Thinking as to how politicians on both sides of the fence play to this concept I thought back many years to my tenth grade literature class, it was 1965 to be exact. We read at that time a controversial book by George Orwell, “1984”. Contained within the book the total elimination of family and the government become your “Big Brother”, you were part of a whole and only an insignificant part at that. Various sociological and philosophical experiments have come and gone that have literally tried and to destroy family and traditions and roots, stripping away top soil laying bare to the hardpan of mans soul. Yet still with some people persistence, vigor, or will was still there.

“The strength of a nation derives from the integrity of the home.” Confucius

This is not just a modern day issue; Confucius raised questions 2000 years ago and used word integrity. It was about the integrity of the home. Perhaps this is the key. Solid roots can be found in integrity. Is it possible to look at people and judge their character by their roots, by how they were raised, by their family genealogy much like reviewing the potential of a good horse or cow? It has been a few years since I looked up EPD’s. I used to know what that meant, but in cattle it is the performance data and potential for that animal based on gathered collected data to be a suitable parent given specific traits you are looking for.

“If Mr. Vincent Price were to be co-starred with Miss Bette Davis in a story by Mr. Edgar Allan Poe directed by Mr. Roger Corman, it could not fully express the pent-up violence and depravity of a single day in the life of the average family.” Quentin Crisp

As I look at ideas and concepts and even jokingly at EPD’s used with cattle I found a plausible answer.
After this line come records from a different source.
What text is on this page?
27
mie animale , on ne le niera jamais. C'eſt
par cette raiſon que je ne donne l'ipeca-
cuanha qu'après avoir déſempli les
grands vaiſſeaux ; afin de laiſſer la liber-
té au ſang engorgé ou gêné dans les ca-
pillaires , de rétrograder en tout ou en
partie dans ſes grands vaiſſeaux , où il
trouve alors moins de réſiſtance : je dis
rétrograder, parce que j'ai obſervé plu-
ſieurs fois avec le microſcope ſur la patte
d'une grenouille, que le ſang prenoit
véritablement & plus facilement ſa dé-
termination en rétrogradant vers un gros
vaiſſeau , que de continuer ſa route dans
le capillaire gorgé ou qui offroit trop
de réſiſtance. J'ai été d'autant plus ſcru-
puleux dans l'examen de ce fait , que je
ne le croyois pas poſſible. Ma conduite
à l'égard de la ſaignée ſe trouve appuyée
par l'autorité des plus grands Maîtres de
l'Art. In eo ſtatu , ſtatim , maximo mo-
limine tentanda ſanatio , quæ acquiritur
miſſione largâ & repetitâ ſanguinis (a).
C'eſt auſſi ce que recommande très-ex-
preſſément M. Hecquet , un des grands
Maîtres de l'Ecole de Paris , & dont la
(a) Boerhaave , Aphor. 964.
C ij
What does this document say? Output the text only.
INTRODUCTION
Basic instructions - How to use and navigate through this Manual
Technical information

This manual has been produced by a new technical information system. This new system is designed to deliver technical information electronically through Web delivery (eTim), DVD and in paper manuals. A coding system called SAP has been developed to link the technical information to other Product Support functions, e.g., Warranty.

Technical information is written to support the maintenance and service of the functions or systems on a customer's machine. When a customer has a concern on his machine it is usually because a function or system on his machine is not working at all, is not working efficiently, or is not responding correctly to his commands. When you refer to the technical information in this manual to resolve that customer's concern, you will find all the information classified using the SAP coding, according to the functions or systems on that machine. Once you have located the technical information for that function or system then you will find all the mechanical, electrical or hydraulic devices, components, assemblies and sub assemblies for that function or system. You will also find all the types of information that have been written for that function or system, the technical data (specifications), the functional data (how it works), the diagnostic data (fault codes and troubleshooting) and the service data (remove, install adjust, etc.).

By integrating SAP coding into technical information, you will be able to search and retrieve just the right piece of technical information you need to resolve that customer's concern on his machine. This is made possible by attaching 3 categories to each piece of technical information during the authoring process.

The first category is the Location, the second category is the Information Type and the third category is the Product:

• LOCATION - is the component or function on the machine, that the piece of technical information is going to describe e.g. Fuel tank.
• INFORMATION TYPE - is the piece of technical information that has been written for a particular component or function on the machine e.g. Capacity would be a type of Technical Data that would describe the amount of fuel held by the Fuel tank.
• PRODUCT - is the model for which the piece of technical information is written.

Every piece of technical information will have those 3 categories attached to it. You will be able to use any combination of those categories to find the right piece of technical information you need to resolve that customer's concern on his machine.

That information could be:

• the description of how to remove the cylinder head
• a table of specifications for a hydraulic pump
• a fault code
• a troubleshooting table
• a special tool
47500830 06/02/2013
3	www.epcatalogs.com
EPD’s work because someone cares enough to check very specifically. Interesting we care about our cattle and horses yet so often neglect our own kind. I was thinking in terms of End of course tests and graduation tests that we are using to measure effectiveness of teachers and education. In the cattle industry if all you used was the end data you would eventually go out of business. Just because a steer weighs a certain amount in so many days comparing to a test score at the end of a course does not mean you will make money or that that was a good steer. Based on national averages the weight is ideal but how long did it take to grow that steer out? How much feed conversion ratio to weight gain did that steer take? Was the steer’s mother able to raise the calf herself or require a surrogate? What is the actual quality of the finished carcass? Questions when applied to education become significant. What concepts and knowledge does this student retain five years after high school for example?
Daily I encounter families that put the fictional family depicted by Mr. Crisp to shame. Over the years situations that most authors have not conceived of I see on a daily basis. Most fiction has base in fact unfortunately. So where do I go in this round about effort. We are faced daily trying to support people who are trying to grow and succeed with little grounding, little if any support. It may be a simple smile or handshake that keeps them going today from a teacher or friend. It may be a hug or kind word or an ear to listen which costs us a few moments of time. But if we take some time to share and to care what sort of impact will we make. It was so quiet out this morning when I went out with my dog. Weather people are calling for a storm tonight which coincides with last the past two weeks on Fridays nights just we have friends and family coming into town. Please keep all in harms way on your minds and in your hearts.